Le parc de la Liberté inauguré à l’école Notre-Dame-de-l’Assomption

Steven Lafortune steven.lafortune@tc.tc
Publié le 4 octobre 2012
Christian Angers, Paulette S. Rancourt, Dominique Morin, Yanick Laliberté, Alain Rayes et le directeur de l’école Notre-Dame-de-l’Assomption, Hugo Brissette, accompagnés d’Antoine Dusseault, Léa Charland et Élyane Laroche.
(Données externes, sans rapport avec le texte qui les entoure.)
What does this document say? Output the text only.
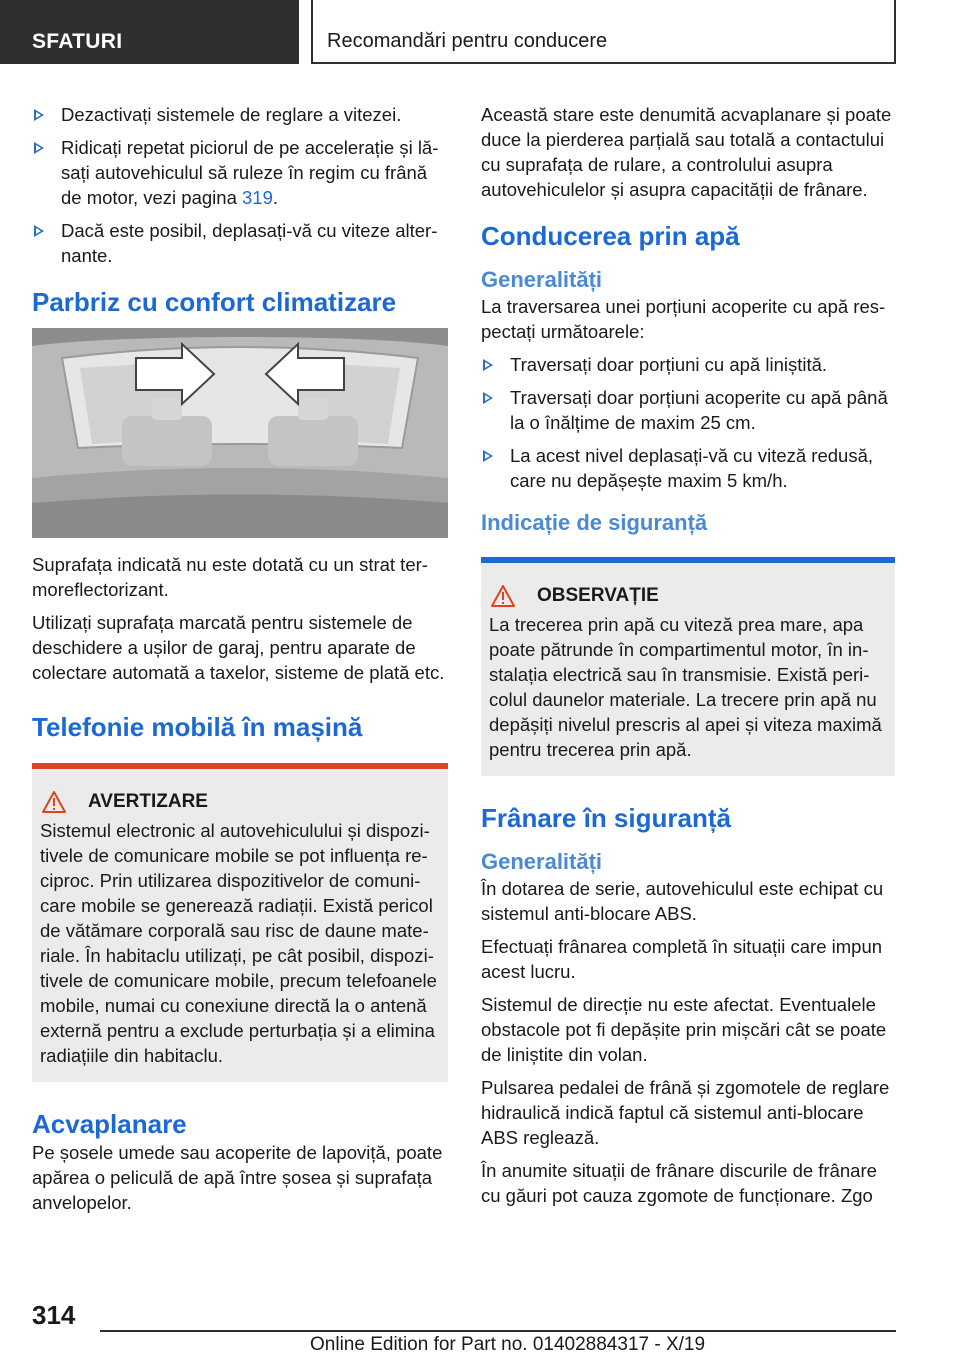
SFATURI	Recomandări pentru conducere
Dezactivați sistemele de reglare a vitezei.
Ridicați repetat piciorul de pe accelerație și lăsați autovehiculul să ruleze în regim cu frână de motor, vezi pagina 319.
Dacă este posibil, deplasați-vă cu viteze alternante.
Parbriz cu confort climatizare

Suprafața indicată nu este dotată cu un strat termoreflectorizant.

Utilizați suprafața marcată pentru sistemele de deschidere a ușilor de garaj, pentru aparate de colectare automată a taxelor, sisteme de plată etc.

Telefonie mobilă în mașină
AVERTIZARE

Sistemul electronic al autovehiculului și dispozitivele de comunicare mobile se pot influența reciproc. Prin utilizarea dispozitivelor de comunicare mobile se generează radiații. Există pericol de vătămare corporală sau risc de daune materiale. În habitaclu utilizați, pe cât posibil, dispozitivele de comunicare mobile, precum telefoanele mobile, numai cu conexiune directă la o antenă externă pentru a exclude perturbația și a elimina radiațiile din habitaclu.

Acvaplanare

Pe șosele umede sau acoperite de lapoviță, poate apărea o peliculă de apă între șosea și suprafața anvelopelor.

Această stare este denumită acvaplanare și poate duce la pierderea parțială sau totală a contactului cu suprafața de rulare, a controlului asupra autovehiculelor și asupra capacității de frânare.

Conducerea prin apă
Generalități

La traversarea unei porțiuni acoperite cu apă respectați următoarele:

Traversați doar porțiuni cu apă liniștită.
Traversați doar porțiuni acoperite cu apă până la o înălțime de maxim 25 cm.
La acest nivel deplasați-vă cu viteză redusă, care nu depășește maxim 5 km/h.
Indicație de siguranță
OBSERVAȚIE

La trecerea prin apă cu viteză prea mare, apa poate pătrunde în compartimentul motor, în instalația electrică sau în transmisie. Există pericolul daunelor materiale. La trecere prin apă nu depășiți nivelul prescris al apei și viteza maximă pentru trecerea prin apă.

Frânare în siguranță
Generalități

În dotarea de serie, autovehiculul este echipat cu sistemul anti-blocare ABS.

Efectuați frânarea completă în situații care impun acest lucru.

Sistemul de direcție nu este afectat. Eventualele obstacole pot fi depășite prin mișcări cât se poate de liniștite din volan.

Pulsarea pedalei de frână și zgomotele de reglare hidraulică indică faptul că sistemul anti-blocare ABS reglează.

În anumite situații de frânare discurile de frânare cu găuri pot cauza zgomote de funcționare. Zgo

314
Online Edition for Part no. 01402884317 - X/19
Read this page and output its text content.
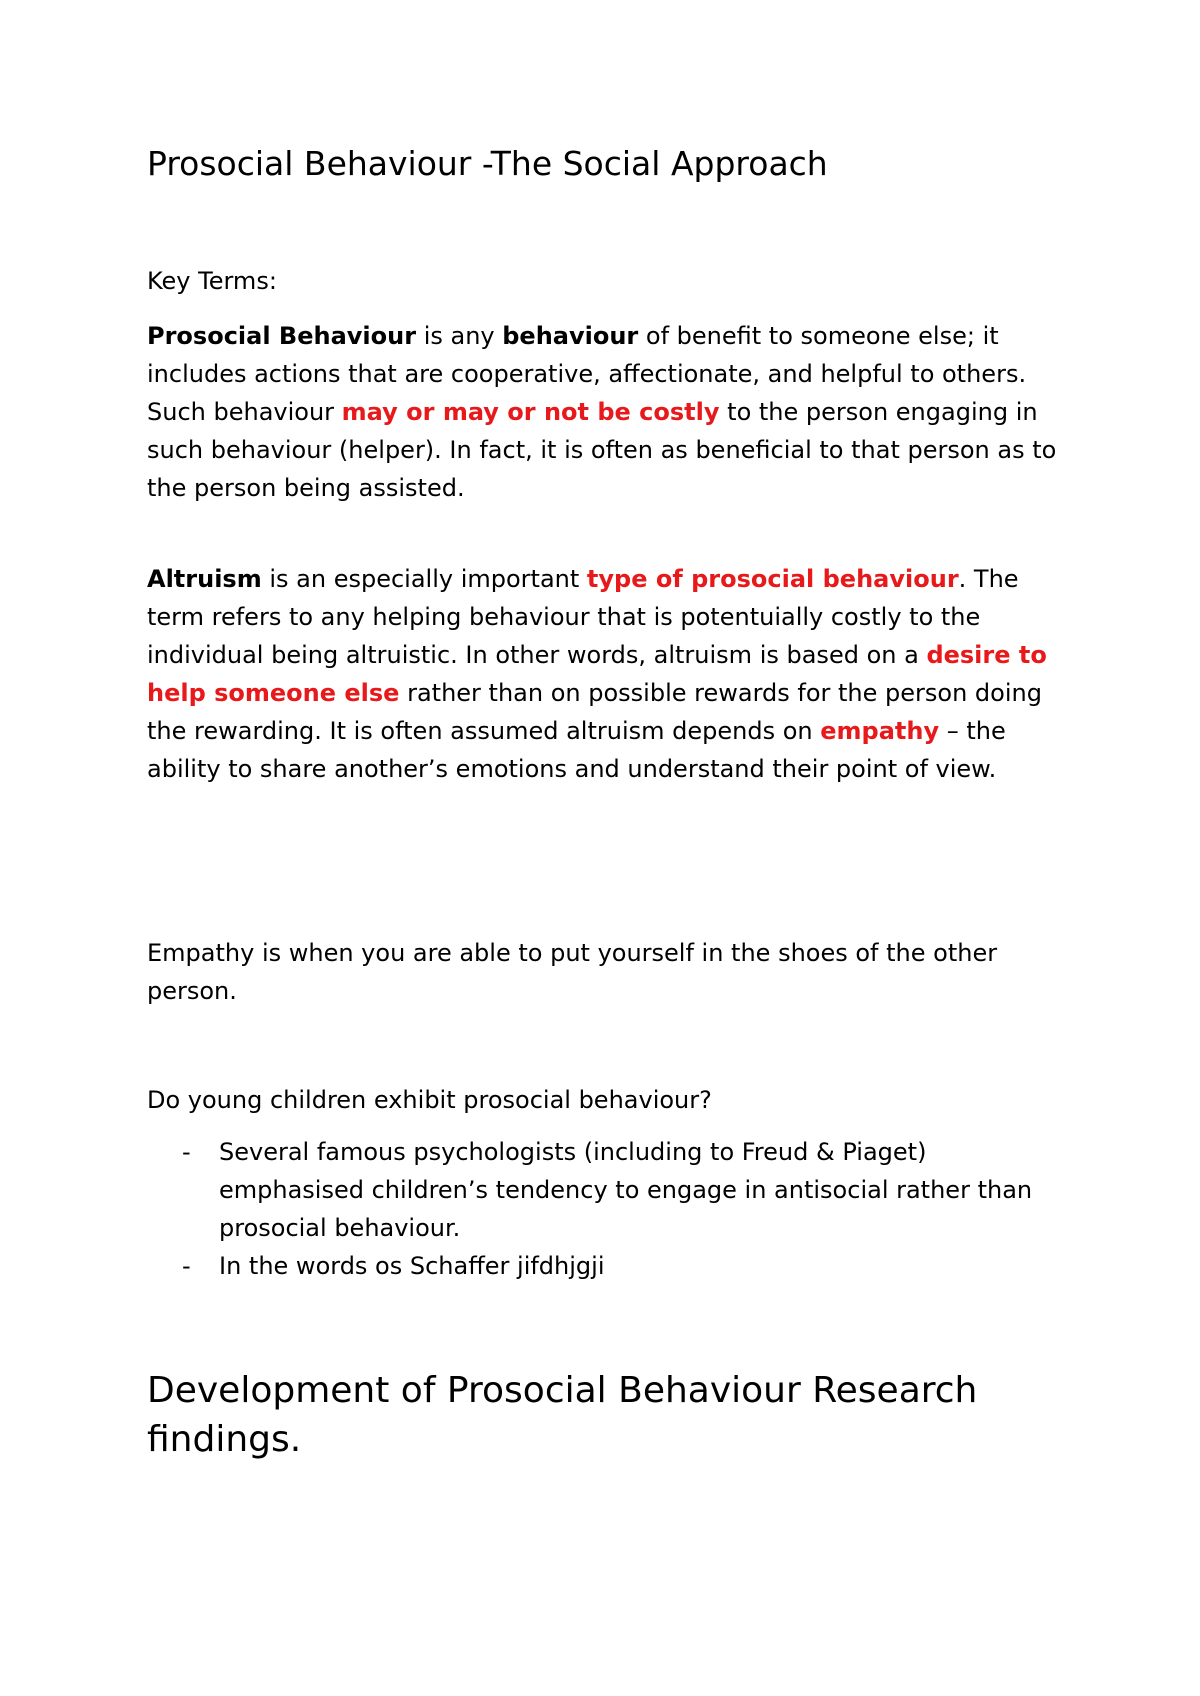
Prosocial Behaviour -The Social Approach
Key Terms:
Prosocial Behaviour is any behaviour of benefit to someone else; it includes actions that are cooperative, affectionate, and helpful to others. Such behaviour may or may or not be costly to the person engaging in such behaviour (helper). In fact, it is often as beneficial to that person as to the person being assisted.
Altruism is an especially important type of prosocial behaviour. The term refers to any helping behaviour that is potentuially costly to the individual being altruistic. In other words, altruism is based on a desire to help someone else rather than on possible rewards for the person doing the rewarding. It is often assumed altruism depends on empathy – the ability to share another’s emotions and understand their point of view.
Empathy is when you are able to put yourself in the shoes of the other person.
Do young children exhibit prosocial behaviour?
- Several famous psychologists (including to Freud & Piaget) emphasised children’s tendency to engage in antisocial rather than prosocial behaviour.
- In the words os Schaffer jifdhjgji
Development of Prosocial Behaviour Research findings.
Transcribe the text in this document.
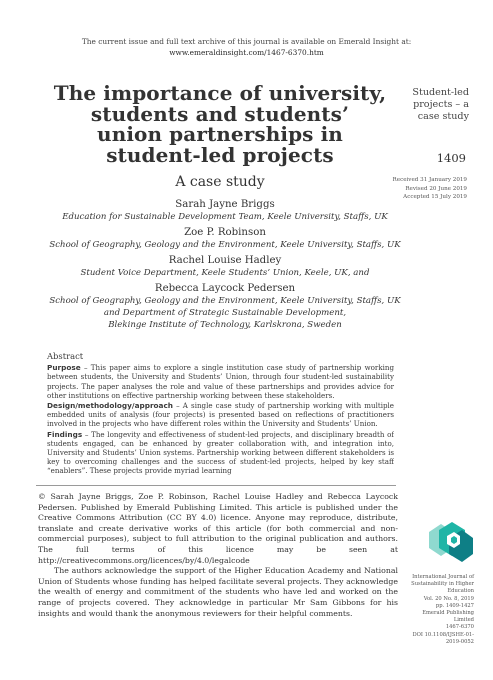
The current issue and full text archive of this journal is available on Emerald Insight at:
www.emeraldinsight.com/1467-6370.htm
The importance of university,
students and students’
union partnerships in
student-led projects
A case study
Sarah Jayne Briggs
Education for Sustainable Development Team, Keele University, Staffs, UK
Zoe P. Robinson
School of Geography, Geology and the Environment, Keele University, Staffs, UK
Rachel Louise Hadley
Student Voice Department, Keele Students’ Union, Keele, UK, and
Rebecca Laycock Pedersen
School of Geography, Geology and the Environment, Keele University, Staffs, UK
and Department of Strategic Sustainable Development,
Blekinge Institute of Technology, Karlskrona, Sweden
Student-led
projects – a
case study
1409
Received 31 January 2019
Revised 20 June 2019
Accepted 15 July 2019
Abstract

Purpose – This paper aims to explore a single institution case study of partnership working between students, the University and Students’ Union, through four student-led sustainability projects. The paper analyses the role and value of these partnerships and provides advice for other institutions on effective partnership working between these stakeholders.

Design/methodology/approach – A single case study of partnership working with multiple embedded units of analysis (four projects) is presented based on reflections of practitioners involved in the projects who have different roles within the University and Students’ Union.

Findings – The longevity and effectiveness of student-led projects, and disciplinary breadth of students engaged, can be enhanced by greater collaboration with, and integration into, University and Students’ Union systems. Partnership working between different stakeholders is key to overcoming challenges and the success of student-led projects, helped by key staff “enablers”. These projects provide myriad learning

© Sarah Jayne Briggs, Zoe P. Robinson, Rachel Louise Hadley and Rebecca Laycock Pedersen. Published by Emerald Publishing Limited. This article is published under the Creative Commons Attribution (CC BY 4.0) licence. Anyone may reproduce, distribute, translate and create derivative works of this article (for both commercial and non-commercial purposes), subject to full attribution to the original publication and authors. The full terms of this licence may be seen at http://creativecommons.org/licences/by/4.0/legalcode

The authors acknowledge the support of the Higher Education Academy and National Union of Students whose funding has helped facilitate several projects. They acknowledge the wealth of energy and commitment of the students who have led and worked on the range of projects covered. They acknowledge in particular Mr Sam Gibbons for his insights and would thank the anonymous reviewers for their helpful comments.

International Journal of
Sustainability in Higher Education
Vol. 20 No. 8, 2019
pp. 1409-1427
Emerald Publishing Limited
1467-6370
DOI 10.1108/IJSHE-01-2019-0052
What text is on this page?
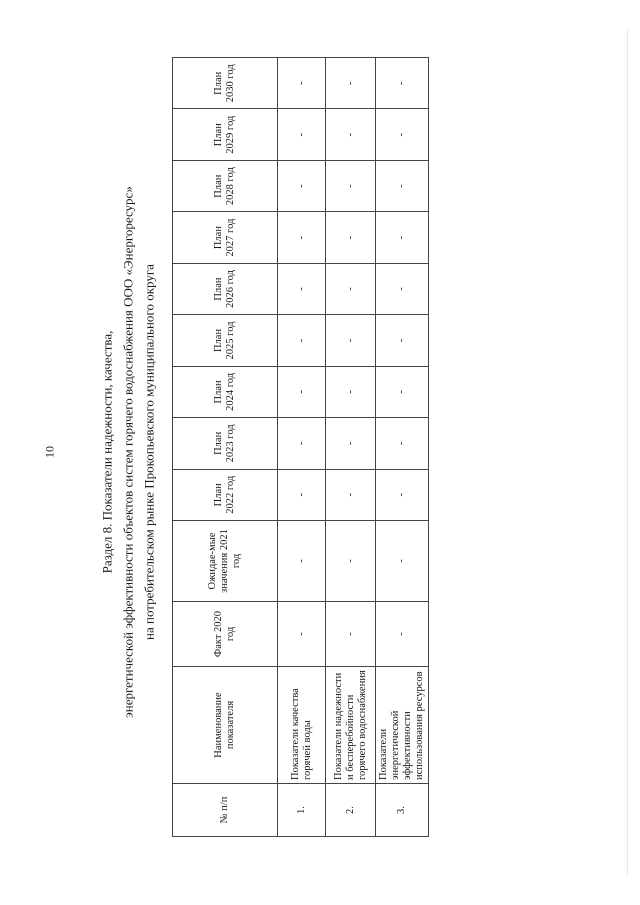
10	Раздел 8. Показатели надежности, качества, энергетической эффективности объектов систем горячего водоснабжения ООО «Энергоресурс» на потребительском рынке Прокопьевского муниципального округа
№ п/п	Наименование показателя	Факт 2020 год	Ожидае-мые значения 2021 год	План 2022 год	План 2023 год	План 2024 год	План 2025 год	План 2026 год	План 2027 год	План 2028 год	План 2029 год	План 2030 год
1.	Показатели качества горячей воды	-	-	-	-	-	-	-	-	-	-	-
2.	Показатели надежности и бесперебойности горячего водоснабжения	-	-	-	-	-	-	-	-	-	-	-
3.	Показатели энергетической эффективности использования ресурсов	-	-	-	-	-	-	-	-	-	-	-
Le parc de la Liberté a été inauguré, jeudi, à l’école Notre-Dame-de-l’Assomption. Devant quelques dignitaires, le responsable du projet, Yanick Laliberté, et la présidente du conseil d’établissement, Dominique Morin, ont dévoilé la plaque commémorative à l’intérieur, avant de procéder à la coupe du ruban à l’extérieur.

Parmi les personnalités publiques présentes, notons le maire Alain Rayes, la présidente de la Commission scolaire des Bois-Francs, Paulette S. Rancourt, ainsi que le commissaire Christian Angers.

Ce projet, au coût de 90 000 $, a nécessité 10 ans de préparation. De nombreux partenaires financiers ont mis la main à la pâte, dont Opération enfant soleil, qui a apporté une aide inestimable. «Notre demande a été rejetée il y a des années puisqu’il fallait un projet de plus grande envergure, qui devait osciller autour de 75 000 $», a raconté Yanick, qui a précisé que les travaux ont commencé en juin et qu’ils se sont terminés en septembre.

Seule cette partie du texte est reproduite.